Although the plane trip there was a disaster, and the food was not what I would have considered great, the Advanced permaculture course Edible Forest Gardening taught by Dave Jacke was; great that is.
Dave Jacke co-authored with Eric Toensmeier the award winning books Edible Forest Gardening. These books have literally been revolutionary in both the Permaculture, gardening, and landscape design itself.
Participants came from all over North America, and there were no fewer than 4 Canadians! three of us were from Ontario and one P.E.I native. The course was hosted by Cliff and Jen of Spiral Ridge Permaculture, an interesting place in itself. We were all going to help them figure out the direction of what to do next at Spiral Ridge.The course took place mainly at an intentional community called The Farm, an iconic place in itself.
Dave Jacke was the main teacher along with Penryn Craig, Matthew English, and Juliette Jones. Each teacher had unique experiences of their own to contribute.
Everyone at the course had a good understanding of how permaculture worked with many (including myself) being certified Permaculture designers. This made it possible to really focus on nuts and bolts design techniques. Intergrated into the the course was also about how to stay centred while doing this. Many learning techniques were used to help give us the best chance of deep and lasting learning.
One day we visited Solar Springs, Matthew’s place. He had some permaculture systems in place. It was very interesting to see what he had done from the choice of trees he had planted along his very long driveway to how he was building his house.

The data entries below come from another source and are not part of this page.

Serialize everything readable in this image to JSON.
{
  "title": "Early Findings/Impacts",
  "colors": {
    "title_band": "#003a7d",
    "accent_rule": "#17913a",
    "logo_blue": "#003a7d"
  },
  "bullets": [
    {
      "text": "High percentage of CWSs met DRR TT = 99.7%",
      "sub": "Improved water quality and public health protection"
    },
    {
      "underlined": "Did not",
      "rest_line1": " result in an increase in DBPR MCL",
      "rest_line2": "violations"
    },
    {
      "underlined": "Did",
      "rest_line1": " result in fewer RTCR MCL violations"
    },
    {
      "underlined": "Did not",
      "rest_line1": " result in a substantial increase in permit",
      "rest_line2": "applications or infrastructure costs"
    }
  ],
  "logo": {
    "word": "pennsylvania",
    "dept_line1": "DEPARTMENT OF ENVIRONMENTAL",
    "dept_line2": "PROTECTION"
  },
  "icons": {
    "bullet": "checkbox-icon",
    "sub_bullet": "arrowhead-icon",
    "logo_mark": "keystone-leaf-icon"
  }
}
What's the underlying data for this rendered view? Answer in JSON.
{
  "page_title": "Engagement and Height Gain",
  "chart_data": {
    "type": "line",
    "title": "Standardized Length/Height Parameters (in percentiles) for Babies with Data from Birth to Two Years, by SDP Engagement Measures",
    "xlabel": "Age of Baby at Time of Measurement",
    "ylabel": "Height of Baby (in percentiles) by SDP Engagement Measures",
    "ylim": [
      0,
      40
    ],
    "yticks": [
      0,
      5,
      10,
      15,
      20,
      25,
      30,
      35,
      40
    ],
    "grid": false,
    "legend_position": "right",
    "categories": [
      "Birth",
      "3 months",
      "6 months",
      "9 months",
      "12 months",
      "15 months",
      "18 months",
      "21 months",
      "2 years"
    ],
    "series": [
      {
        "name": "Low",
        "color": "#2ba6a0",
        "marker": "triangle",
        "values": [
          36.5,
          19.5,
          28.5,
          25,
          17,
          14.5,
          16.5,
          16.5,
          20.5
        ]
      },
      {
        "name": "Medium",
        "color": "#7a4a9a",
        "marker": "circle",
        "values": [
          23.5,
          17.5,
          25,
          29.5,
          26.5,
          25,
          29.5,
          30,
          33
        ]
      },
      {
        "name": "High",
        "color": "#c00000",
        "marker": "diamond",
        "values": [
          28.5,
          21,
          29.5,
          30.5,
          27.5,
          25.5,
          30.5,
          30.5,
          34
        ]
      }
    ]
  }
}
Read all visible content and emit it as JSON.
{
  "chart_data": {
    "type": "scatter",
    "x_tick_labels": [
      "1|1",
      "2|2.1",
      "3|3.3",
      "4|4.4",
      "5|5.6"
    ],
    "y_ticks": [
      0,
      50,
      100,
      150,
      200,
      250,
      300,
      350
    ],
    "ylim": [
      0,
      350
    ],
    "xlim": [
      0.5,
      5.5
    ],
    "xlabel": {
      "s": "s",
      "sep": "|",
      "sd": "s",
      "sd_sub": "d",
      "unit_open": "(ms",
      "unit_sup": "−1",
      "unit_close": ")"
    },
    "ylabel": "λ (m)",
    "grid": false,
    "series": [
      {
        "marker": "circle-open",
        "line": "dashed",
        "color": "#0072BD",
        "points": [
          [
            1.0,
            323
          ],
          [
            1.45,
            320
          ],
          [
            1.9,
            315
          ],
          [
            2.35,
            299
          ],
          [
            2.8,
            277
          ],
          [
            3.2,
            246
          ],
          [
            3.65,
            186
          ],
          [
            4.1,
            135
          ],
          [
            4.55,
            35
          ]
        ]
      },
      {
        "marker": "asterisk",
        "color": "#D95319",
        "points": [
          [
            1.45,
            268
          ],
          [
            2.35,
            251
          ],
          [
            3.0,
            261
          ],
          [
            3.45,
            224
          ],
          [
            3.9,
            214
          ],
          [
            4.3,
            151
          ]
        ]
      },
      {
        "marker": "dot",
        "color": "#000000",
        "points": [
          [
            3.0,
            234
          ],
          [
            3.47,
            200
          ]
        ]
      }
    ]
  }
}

By the end of the course we had all created a design for Spiral Ridge Permaculture. Spiral Ridge is as it’s name implies, a ridge that includes steep slopes making it a challenging project. It had been clearcut only four years ago, but the carolinian forest was growing back nicely. It is approximately 6 acres so we had a choice of what kind of project we wanted to be a part of.
I was very part of the design team working on the larger scale project called the Interswale. The Interswale was a piece of land that is around 1 acre in size.
At times the steep slopes, pricking brambles and, and fear of chiggers made creating the Site Assessment challenging. But, the two teams that were working on the Interswale managed to get all the information we needed to move onto the analysis.
The two groups went back into teams and we then began our designs. My team; Jack, Zach, and myself poured over maps, books, and talked about possibilities for hours. We were up late for the short time we had to complete the finished design. Through the process of creating the design we all learned a lot about permaculture, design, and ourselves. I won’t sat it was easy, but it was incredibly rewarding. Presentations were made to clients Cliff and Jen who went away thrilled with all the new ideas.
I have now come away with a whole new perspective of both permaculture and edible forest gardening.Not only do I have ideas, but I know have a process to translate those ideas to paper.
I can see then next steps on our little farm and the direction I would like to go has become much clearer. I have also come home with a serious case of m envy. I HAVE to find some that grows in this climate. The bamboo was gorgeous and it was everywhere.